If we tie that in with our capture groups we end up with the following:
> (def result (re-find #"([a-zA-Z\s]+)-([a-zA-Z\s]+) ([0-9])[\s]?.[\s]?([0-9])" "FC Valencia-Internazionale Milaan 2 - 1")) > result ["FC Valencia-Internazionale Milaan 2 - 1" "FC Valencia" "Internazionale Milaan" "2" "1"] > (nth result 1) "FC Valencia" > (nth result 2) "Internazionale Milaan"
I also came across the re-pattern function which provides a more verbose way of creating a pattern and then evaluationg it with re-find:
> (re-find (re-pattern "([a-zA-Z\\s]+)-([a-zA-Z\\s]+) ([0-9])[\\s]?.[\\s]?([0-9])") "FC Valencia-Internazionale Milaan 2 - 1") ["FC Valencia-Internazionale Milaan 2 - 1" "FC Valencia" "Internazionale Milaan" "2" "1"]
One difference here is that I had to escape the special sequence ‘\s’ otherwise I was getting the following exception:
RuntimeException Unsupported escape character: \s clojure.lang.Util.runtimeException (Util.java:170)
I wanted to play around with re-groups as well but that seemed to throw an exception reasonably frequently when I expected it to work.

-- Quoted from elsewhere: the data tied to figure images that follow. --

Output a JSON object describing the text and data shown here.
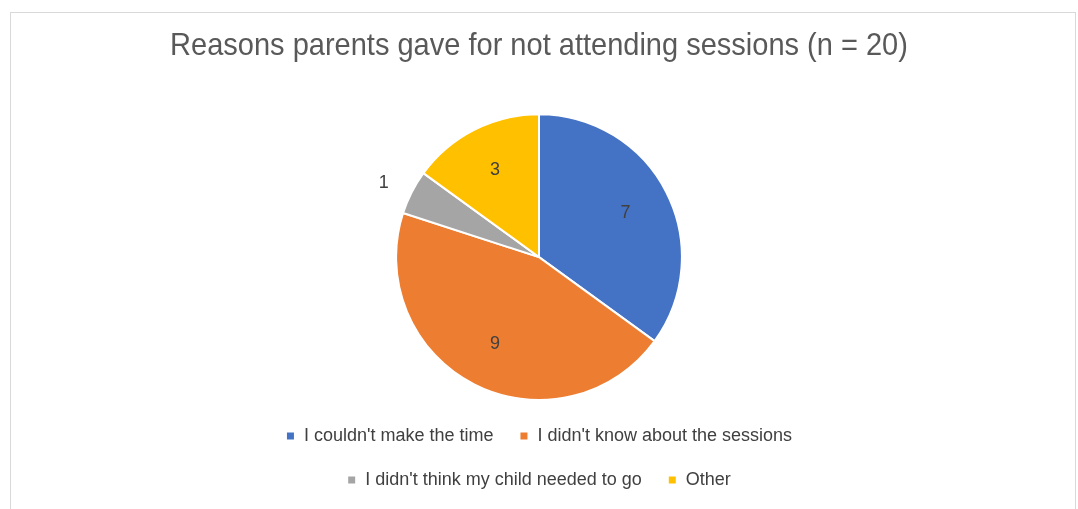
{
  "chart_data": {
    "type": "pie",
    "title": "Reasons parents gave for not attending sessions (n = 20)",
    "categories": [
      "I couldn't make the time",
      "I didn't know about the sessions",
      "I didn't think my child needed to go",
      "Other"
    ],
    "values": [
      7,
      9,
      1,
      3
    ],
    "colors": [
      "#4472c4",
      "#ed7d31",
      "#a5a5a5",
      "#ffc000"
    ],
    "data_labels": true,
    "legend": "bottom"
  }
}
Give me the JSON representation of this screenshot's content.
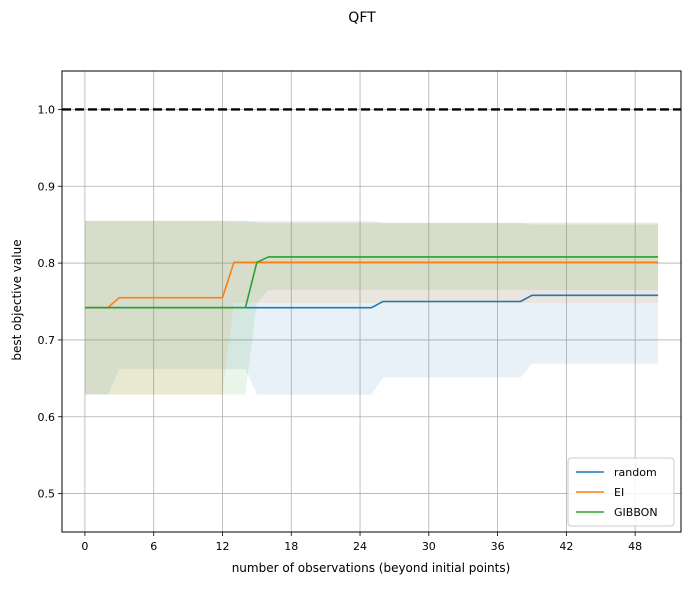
{
  "chart_data": {
    "type": "line",
    "title": "QFT",
    "xlabel": "number of observations (beyond initial points)",
    "ylabel": "best objective value",
    "xlim": [
      -2,
      52
    ],
    "ylim": [
      0.45,
      1.05
    ],
    "xticks": [
      0,
      6,
      12,
      18,
      24,
      30,
      36,
      42,
      48
    ],
    "yticks": [
      0.5,
      0.6,
      0.7,
      0.8,
      0.9,
      1.0
    ],
    "xtick_labels": [
      "0",
      "6",
      "12",
      "18",
      "24",
      "30",
      "36",
      "42",
      "48"
    ],
    "ytick_labels": [
      "0.5",
      "0.6",
      "0.7",
      "0.8",
      "0.9",
      "1.0"
    ],
    "grid": true,
    "legend_position": "lower-right",
    "reference_line": {
      "y": 1.0,
      "style": "dashed",
      "color": "#000000"
    },
    "series": [
      {
        "name": "random",
        "color": "#1f77b4",
        "x": [
          0,
          25,
          26,
          38,
          39,
          50
        ],
        "y": [
          0.742,
          0.742,
          0.75,
          0.75,
          0.758,
          0.758
        ],
        "band_x": [
          0,
          2,
          3,
          14,
          15,
          25,
          26,
          38,
          39,
          50
        ],
        "band_lower": [
          0.629,
          0.629,
          0.662,
          0.662,
          0.629,
          0.629,
          0.651,
          0.651,
          0.669,
          0.669
        ],
        "band_upper": [
          0.855,
          0.855,
          0.855,
          0.855,
          0.855,
          0.855,
          0.852,
          0.852,
          0.85,
          0.85
        ]
      },
      {
        "name": "EI",
        "color": "#ff7f0e",
        "x": [
          0,
          2,
          3,
          12,
          13,
          50
        ],
        "y": [
          0.742,
          0.742,
          0.755,
          0.755,
          0.801,
          0.801
        ],
        "band_x": [
          0,
          12,
          13,
          50
        ],
        "band_lower": [
          0.629,
          0.629,
          0.748,
          0.748
        ],
        "band_upper": [
          0.855,
          0.855,
          0.853,
          0.853
        ]
      },
      {
        "name": "GIBBON",
        "color": "#2ca02c",
        "x": [
          0,
          14,
          15,
          16,
          50
        ],
        "y": [
          0.742,
          0.742,
          0.801,
          0.808,
          0.808
        ],
        "band_x": [
          0,
          2,
          3,
          12,
          13,
          14,
          15,
          16,
          50
        ],
        "band_lower": [
          0.629,
          0.629,
          0.629,
          0.629,
          0.629,
          0.629,
          0.748,
          0.765,
          0.765
        ],
        "band_upper": [
          0.855,
          0.855,
          0.855,
          0.855,
          0.855,
          0.855,
          0.853,
          0.852,
          0.852
        ]
      }
    ]
  }
}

The last function I looked at was re-matcher which seemed to be a long-hand for the ‘#””‘ syntax used earlier in the post to define matchers:
> (re-find (re-matcher #"([a-zA-Z\s]+)-([a-zA-Z\s]+) ([0-9])[\s]?.[\s]?([0-9])" "FC Valencia-Internazionale Milaan 2 - 1")) ["FC Valencia-Internazionale Milaan 2 - 1" "FC Valencia" "Internazionale Milaan" "2" "1"]
In summary
So in summary I think most use cases are covered by re-find and re-matches and maybe re-seq on special occasions. I couldn’t see where I’d use the other functions but I’m happy to be proved wrong.